Par Amour... extrait 2

Voici le deuxième extrait de Par Amour...

La scène se passe le lendemain du contact à la bibliothèque. Rachel est arrivée en retard à un TD et a demandé ses notes à Benjamin, qu'elle avait reconnu reconnu. Et, au moment de rendre ses notes à Benjamin : 

Heureusement que l'informatique est une matière facile pour moi. En fait, je me demandais même pourquoi j'allais aux cours, je n'y avais aucun intérêt, d'une part parce que Rachel n'allait pas à ce cours-ci, d'autre part parce que j'aurais pu donner des cours au professeur, tant il n'avait rien à m'apprendre.
Je fus dans la lune tout le long du cours, je me fis même reprendre par le professeur, et je faillis bien ficher en l'air pour de bon ma couverture en lui répondant vertement. Je pensais trop à Rachel.
À la fin du cours, je me précipitai à l'extérieur, autant pour éviter de me faire alpaguer par le professeur que pour ne pas faire attendre Rachel. J'espérais qu'elle soit là. Tout en me morigénant, j'avais envie de la voir, de lui parler. Je me berçais plus ou moins d'illusion, me disant que c'était juste pour comprendre mon trouble.
Elle était là. Quand elle me vit, elle m'adressa un grand sourire. Sans vraiment le vouloir, je lui rendis son sourire. Elle me tendit mes feuilles.
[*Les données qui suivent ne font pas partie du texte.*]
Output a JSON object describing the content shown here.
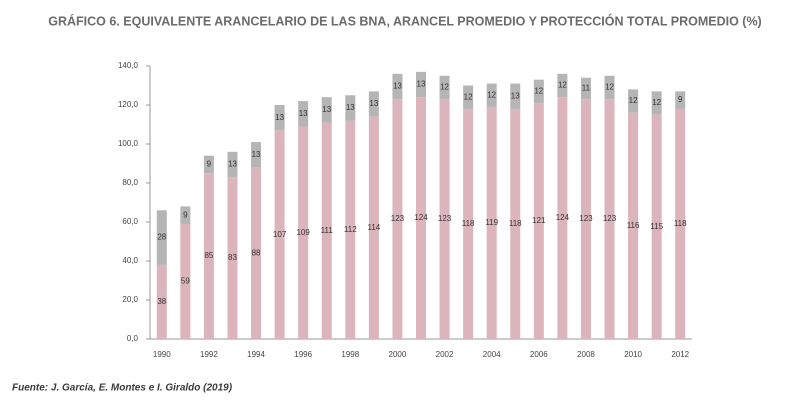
{
  "chart_data": {
    "type": "stacked_bar",
    "title": "GRÁFICO 6. EQUIVALENTE ARANCELARIO DE LAS BNA, ARANCEL PROMEDIO Y PROTECCIÓN TOTAL PROMEDIO (%)",
    "source": "Fuente: J. García, E. Montes e I. Giraldo (2019)",
    "categories": [
      "1990",
      null,
      "1992",
      null,
      "1994",
      null,
      "1996",
      null,
      "1998",
      null,
      "2000",
      null,
      "2002",
      null,
      "2004",
      null,
      "2006",
      null,
      "2008",
      null,
      "2010",
      null,
      "2012"
    ],
    "series": [
      {
        "color": "#dcb4bb",
        "values": [
          38,
          59,
          85,
          83,
          88,
          107,
          109,
          111,
          112,
          114,
          123,
          124,
          123,
          118,
          119,
          118,
          121,
          124,
          123,
          123,
          116,
          115,
          118
        ]
      },
      {
        "color": "#b5b5b5",
        "values": [
          28,
          9,
          9,
          13,
          13,
          13,
          13,
          13,
          13,
          13,
          13,
          13,
          12,
          12,
          12,
          13,
          12,
          12,
          11,
          12,
          12,
          12,
          9
        ]
      }
    ],
    "ylim": [
      0,
      140
    ],
    "yticks": [
      {
        "value": 0,
        "label": "0,0"
      },
      {
        "value": 20,
        "label": "20,0"
      },
      {
        "value": 40,
        "label": "40,0"
      },
      {
        "value": 60,
        "label": "60,0"
      },
      {
        "value": 80,
        "label": "80,0"
      },
      {
        "value": 100,
        "label": "100,0"
      },
      {
        "value": 120,
        "label": "120,0"
      },
      {
        "value": 140,
        "label": "140,0"
      }
    ]
  }
}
« Encore merci, me dit-elle.
- Vraiment pas de quoi, fis-je en haussant les épaules. Pour ce que ça m'a coûté.
- Oh, je ne faisais pas seulement allusion aux notes, mais aussi au petit déjeuner. Sans rire, pourquoi tu as fait ça ?
- Parce que maintenant, il faut se justifier quand on est serviable ? demandai-je, pince-sans-rire.
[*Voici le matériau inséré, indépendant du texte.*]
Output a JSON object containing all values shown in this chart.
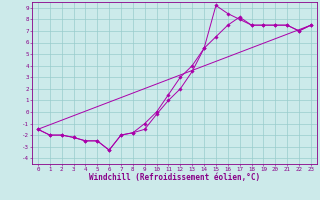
{
  "xlabel": "Windchill (Refroidissement éolien,°C)",
  "bg_color": "#cceaea",
  "line_color": "#aa00aa",
  "grid_color": "#99cccc",
  "xlim": [
    -0.5,
    23.5
  ],
  "ylim": [
    -4.5,
    9.5
  ],
  "xticks": [
    0,
    1,
    2,
    3,
    4,
    5,
    6,
    7,
    8,
    9,
    10,
    11,
    12,
    13,
    14,
    15,
    16,
    17,
    18,
    19,
    20,
    21,
    22,
    23
  ],
  "yticks": [
    -4,
    -3,
    -2,
    -1,
    0,
    1,
    2,
    3,
    4,
    5,
    6,
    7,
    8,
    9
  ],
  "line1_x": [
    0,
    1,
    2,
    3,
    4,
    5,
    6,
    7,
    8,
    9,
    10,
    11,
    12,
    13,
    14,
    15,
    16,
    17,
    18,
    19,
    20,
    21,
    22,
    23
  ],
  "line1_y": [
    -1.5,
    -2.0,
    -2.0,
    -2.2,
    -2.5,
    -2.5,
    -3.3,
    -2.0,
    -1.8,
    -1.5,
    -0.2,
    1.0,
    2.0,
    3.5,
    5.5,
    6.5,
    7.5,
    8.2,
    7.5,
    7.5,
    7.5,
    7.5,
    7.0,
    7.5
  ],
  "line2_x": [
    0,
    1,
    2,
    3,
    4,
    5,
    6,
    7,
    8,
    9,
    10,
    11,
    12,
    13,
    14,
    15,
    16,
    17,
    18,
    19,
    20,
    21,
    22,
    23
  ],
  "line2_y": [
    -1.5,
    -2.0,
    -2.0,
    -2.2,
    -2.5,
    -2.5,
    -3.3,
    -2.0,
    -1.8,
    -1.0,
    0.0,
    1.5,
    3.0,
    4.0,
    5.5,
    9.2,
    8.5,
    8.0,
    7.5,
    7.5,
    7.5,
    7.5,
    7.0,
    7.5
  ],
  "line3_x": [
    0,
    23
  ],
  "line3_y": [
    -1.5,
    7.5
  ],
  "figsize": [
    3.2,
    2.0
  ],
  "dpi": 100,
  "tick_fontsize": 4.2,
  "label_fontsize": 5.5
}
- Mais non ! protesta Rachel. Seulement, tu ne me connais pas, on a à peine échangé quelques mots ensemble, et tu m'offres mon petit déjeuner, alors j'aimerais savoir où tu veux en venir. »
Je n'en croyais pas mes oreilles ! Elle pensait que je la draguais !
« Écoute, tu n'y es pas du tout, dis-je. En fait, tu m'as fait rire avec ta façon de déclamer, et j'ai trouvé assez drôle de t'apporter ce que tu demandais, rien de plus.
- C'est tout ? demanda Rachel, incrédule. J'ai du mal à te croire.
- Je n'ai pas souvent l'occasion de faire plaisir aux gens, je suis quelqu'un de solitaire...
- J'avais cru remarquer, hier, à la bibliothèque, glissa Rachel.
- ...et puis cela m'a permis de racheter un peu mon comportement pas très aimable d'hier, justement. »
Mais dans quoi m'étais-je fourré ! Maintenant, elle croyait que je la draguais, et mes explications embarrassées ne la convainquaient pas, loin de là même. Rachel affichait toujours un air dubitatif, et plus j'en disais, moins elle me croyait. Je finis par me vexer pour de bon.
« Si tu t'imagines que c'était une tentative de drague, libre à toi, je ne peux pas penser à ta place. Maintenant, je t'ai dit la vérité, j'avais juste envie de te faire plaisir.
- Je ne vais pas avaler cette couleuvre si facilement, lâcha Rachel avec un froncement de sourcil.
- Tu fais ce que tu veux, mais personnellement, j'ai pas mal de choses à faire chez moi ce soir, et il me semble que tu as dit que tu avais un TD à quinze heures. Sur ce, à bon entendeur, salut. »
Et je la plantais là. Une tentative de drague. Non mais qu'est-ce qu'elle s'imaginait. Cela dit, c'était bien fait pour moi. Je n'aurais pas dû lui offrir ce café ce matin. Du coup, maintenant, j'étais furieux après elle, et après moi.
Rentré chez moi une demi-heure plus tard, j'avais fini par me calmer. Il faut prendre les choses avec philosophie. Maintenant que nous étions en froid, elle allait peut-être me ficher la paix. Elle ne me parlerait plus, c'était sûr, vu comment je l'avais plantée tout à l'heure, et j'avais moi-même une bonne raison de ne plus vouloir lui parler.